Je vous rappelle également que lorsque vous avez rendu visite à Paris à votre ancien secrétaire général, M. Amr Fahmy, vous vous êtes tourné vers moi et vous m’avez dit, au cours de la discussion, que j’aurai dû être votre secrétaire général et non pas celui de Monsieur Hayatou. Votre ancienne assistante, Sarah Kamel était témoin de cette discussion. Mais aujourd’hui, juste sept mois plus tard, même mon choix comme conseiller fût une erreur. Ainsi comment comprendre vos erreurs répétées dans le choix de vos proches collaborateurs ? Essam Ahmed qui a assuré l’intérim était une erreur. Amr Fahmy était une erreur. Sarah Kamel votre assistante était une erreur et moi votre conseiller également.
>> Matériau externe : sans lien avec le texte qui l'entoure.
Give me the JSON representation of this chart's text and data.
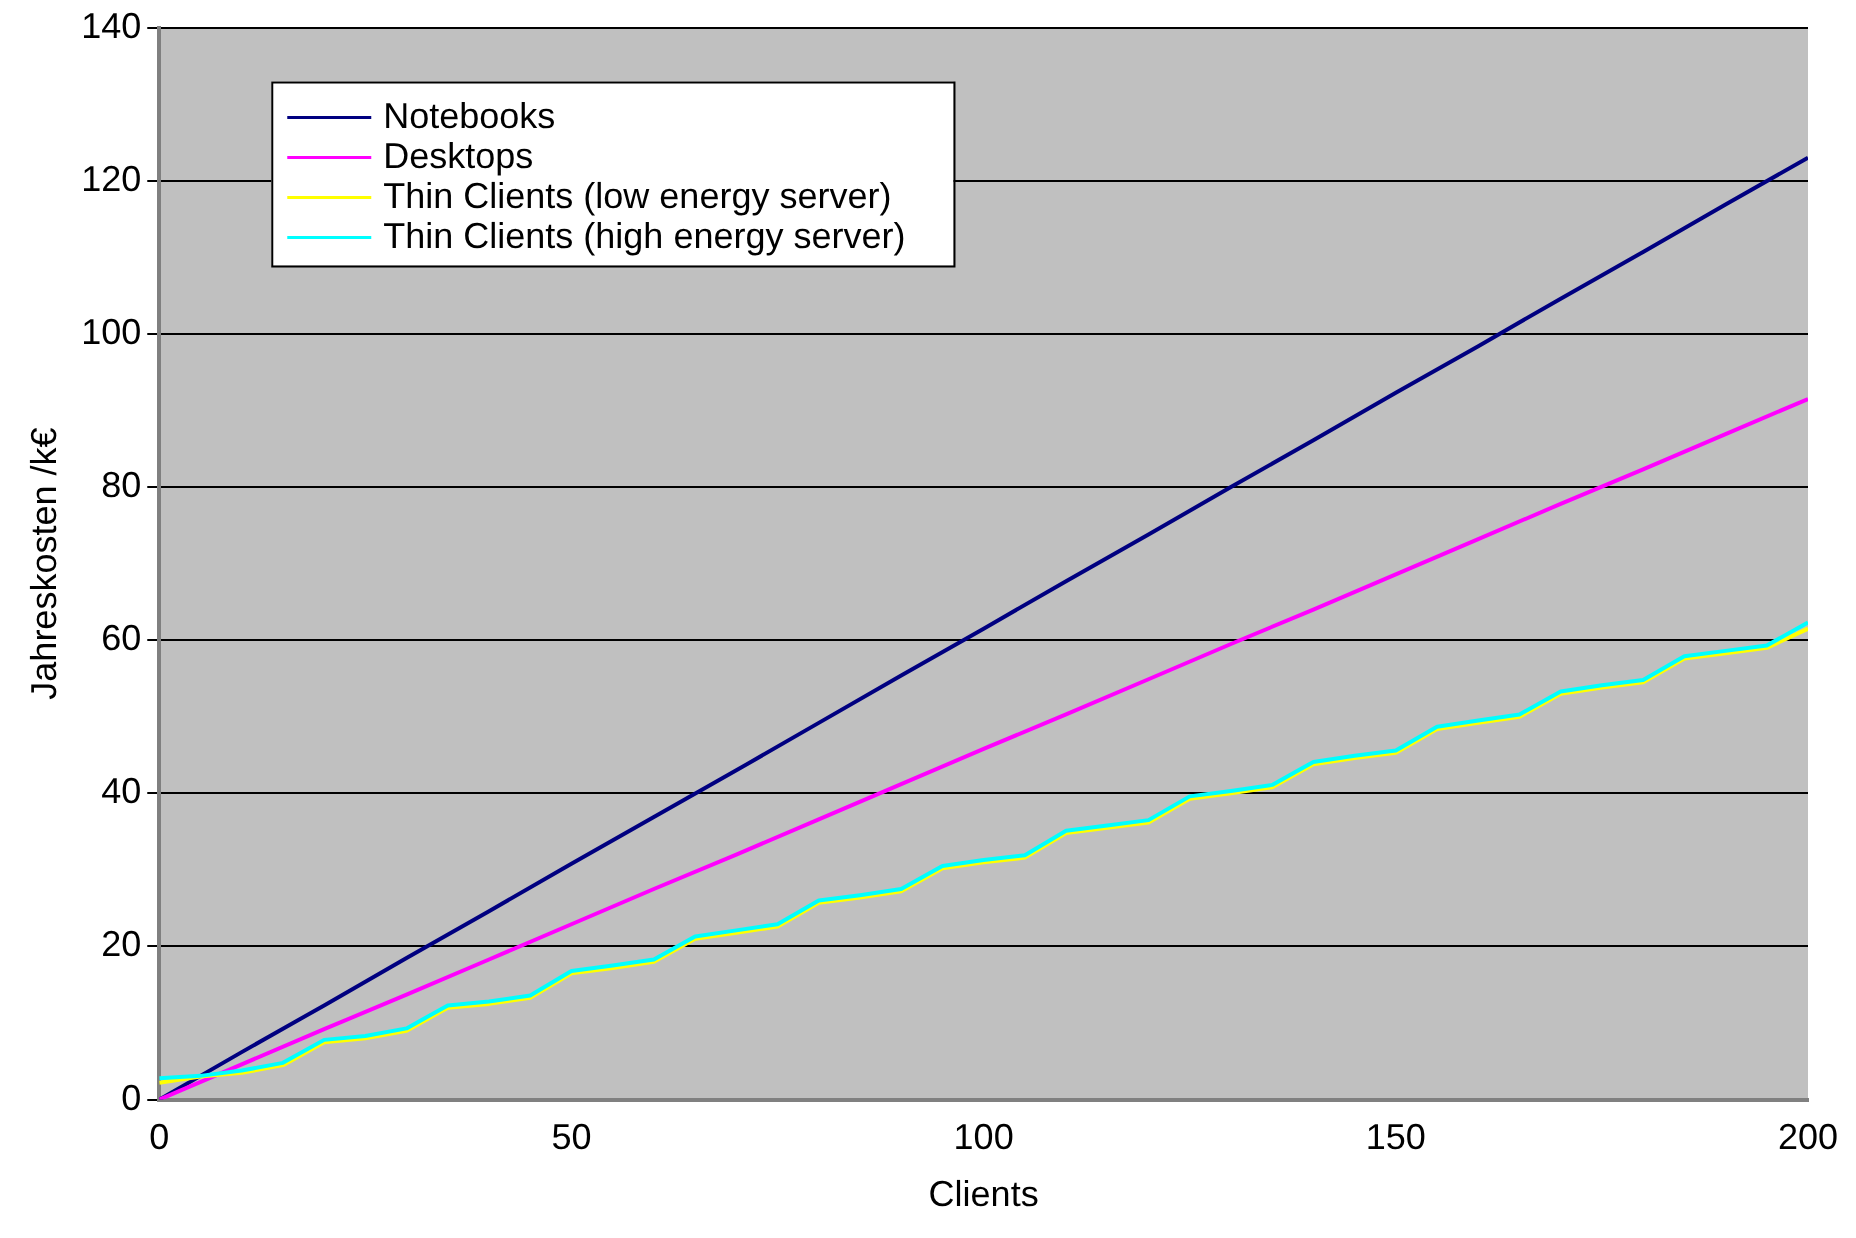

Or quand on est un grand chef on maîtrise l’art de choisir ses collaborateurs. Est-ce votre cas si vous plaidez l’erreur systématique ?

J’adresserai une copie de votre correspondance et de ma réponse aux membres du Comité exécutif afin qu’ils assument leurs responsabilités, s’ils persistent à vous soutenir par leur silence dans la violation des statuts de la confédération. Les associations nationales seront également destinataires afin de sauvegarder les droits qui m’ont été accordés par l’organe suprême de la CAF, et que vous vous insistez à bafouer sans aucune vergogne.»